We used a roller and tipped with a brush. I saw a professional use a
urethane roller alone and it went faster.

I hope this helps

Alan
 
Oct 6, 2008
108
Hi,
I to am looking to paint the hull and deck area this winter and
also, looking fot tips and paint types to use. The hull is in good
order just needs a freshen up but has been painted before with what
i do not know. As for the decks im not sure what to use on them as
obviously we will be walking on it and need somthing hard wearing,
we also need to paint the coach roof as the original gelcoat has now
faded alot.

i to would be interested on any tips

regards

scott, vega 893
 
Oct 30, 2019
1,459
Hi Scott,
There're various opinions on what is best to use.

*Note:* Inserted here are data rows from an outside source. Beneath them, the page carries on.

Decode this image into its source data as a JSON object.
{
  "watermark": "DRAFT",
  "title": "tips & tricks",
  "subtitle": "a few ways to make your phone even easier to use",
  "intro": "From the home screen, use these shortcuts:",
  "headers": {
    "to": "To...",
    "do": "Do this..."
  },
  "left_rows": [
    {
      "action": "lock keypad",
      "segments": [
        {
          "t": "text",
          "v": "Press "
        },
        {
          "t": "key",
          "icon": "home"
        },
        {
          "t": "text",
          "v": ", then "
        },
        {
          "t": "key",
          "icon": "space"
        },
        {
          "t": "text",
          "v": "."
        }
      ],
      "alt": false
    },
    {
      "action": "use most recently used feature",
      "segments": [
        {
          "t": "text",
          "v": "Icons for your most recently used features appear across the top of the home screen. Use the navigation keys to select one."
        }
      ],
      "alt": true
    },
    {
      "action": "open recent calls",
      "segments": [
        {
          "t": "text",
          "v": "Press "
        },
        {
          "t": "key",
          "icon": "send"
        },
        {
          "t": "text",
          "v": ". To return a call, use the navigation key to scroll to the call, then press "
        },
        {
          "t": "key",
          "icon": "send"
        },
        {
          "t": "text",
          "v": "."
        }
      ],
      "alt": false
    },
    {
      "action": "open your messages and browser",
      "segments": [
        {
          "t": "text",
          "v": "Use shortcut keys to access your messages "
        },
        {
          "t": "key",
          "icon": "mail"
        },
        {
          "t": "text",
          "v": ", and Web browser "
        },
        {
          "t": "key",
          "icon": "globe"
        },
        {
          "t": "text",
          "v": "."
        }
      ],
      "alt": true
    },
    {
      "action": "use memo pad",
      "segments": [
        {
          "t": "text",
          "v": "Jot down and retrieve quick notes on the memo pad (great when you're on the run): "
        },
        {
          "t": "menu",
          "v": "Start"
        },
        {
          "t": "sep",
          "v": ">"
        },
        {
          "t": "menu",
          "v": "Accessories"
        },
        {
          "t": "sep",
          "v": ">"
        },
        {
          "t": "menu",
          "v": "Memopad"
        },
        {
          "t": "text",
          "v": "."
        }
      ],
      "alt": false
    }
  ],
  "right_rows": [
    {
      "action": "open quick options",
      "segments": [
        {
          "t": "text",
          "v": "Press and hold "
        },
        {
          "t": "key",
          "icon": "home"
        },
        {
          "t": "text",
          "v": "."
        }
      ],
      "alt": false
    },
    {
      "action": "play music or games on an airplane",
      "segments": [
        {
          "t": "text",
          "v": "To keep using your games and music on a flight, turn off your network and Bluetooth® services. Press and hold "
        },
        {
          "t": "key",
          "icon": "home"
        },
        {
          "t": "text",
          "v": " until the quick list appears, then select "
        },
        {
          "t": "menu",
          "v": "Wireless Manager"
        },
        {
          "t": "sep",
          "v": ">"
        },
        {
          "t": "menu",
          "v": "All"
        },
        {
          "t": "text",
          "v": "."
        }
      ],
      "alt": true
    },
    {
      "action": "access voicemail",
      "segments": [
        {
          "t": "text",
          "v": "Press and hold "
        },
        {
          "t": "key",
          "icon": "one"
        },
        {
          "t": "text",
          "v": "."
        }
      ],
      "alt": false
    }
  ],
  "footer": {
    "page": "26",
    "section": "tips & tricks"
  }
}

My preference would
be for a two-part polyurethane, using the roll and tip method for
application.

There's an excellent little book by Don Casey called "Sailboat
Refinishing". I highly recommend reading it before making the move.

Also, there's a forum of do-it-yourself boat people at
http://www.plasticclassicforum.com/
with a search feature on the site ... a lot of good epionions there.
The owner/administrator of the site has a boat restoration business
and gives excellent advice on all matters marine.
Hope this helps,
Peter
#1331 'Sin Tacha' (also in need of paint!)
 
Oct 6, 2008
108
Hello thanks for the repy,
i have been to our local international agent today, he says if i
dont know what was used for the last paint job he would not recomend
two pack as it can only be applied ontop of two pack, so if the old
paint job is somthing else it may react. He recomende international
toplac for the hull and coach roof and maybe interdeck for the deck
areas which is toplac with a fine grit to it.

Not sure what to do

thanks

scott
 
Oct 2, 2005
465
Scott
If you are concerned that the solvent in the new finish will lift
the old finish you can test the old finish by saturating a cloth with
the new paint's solvent and taping it against the hull. Cover the
cloth with heavy plastic and seal the edges with tape. Let it work
for 6 or 8 hours and then check the old finish. If you are still not
sure you might try preping and painting a small area (the transom)
first, before commencing the entire project.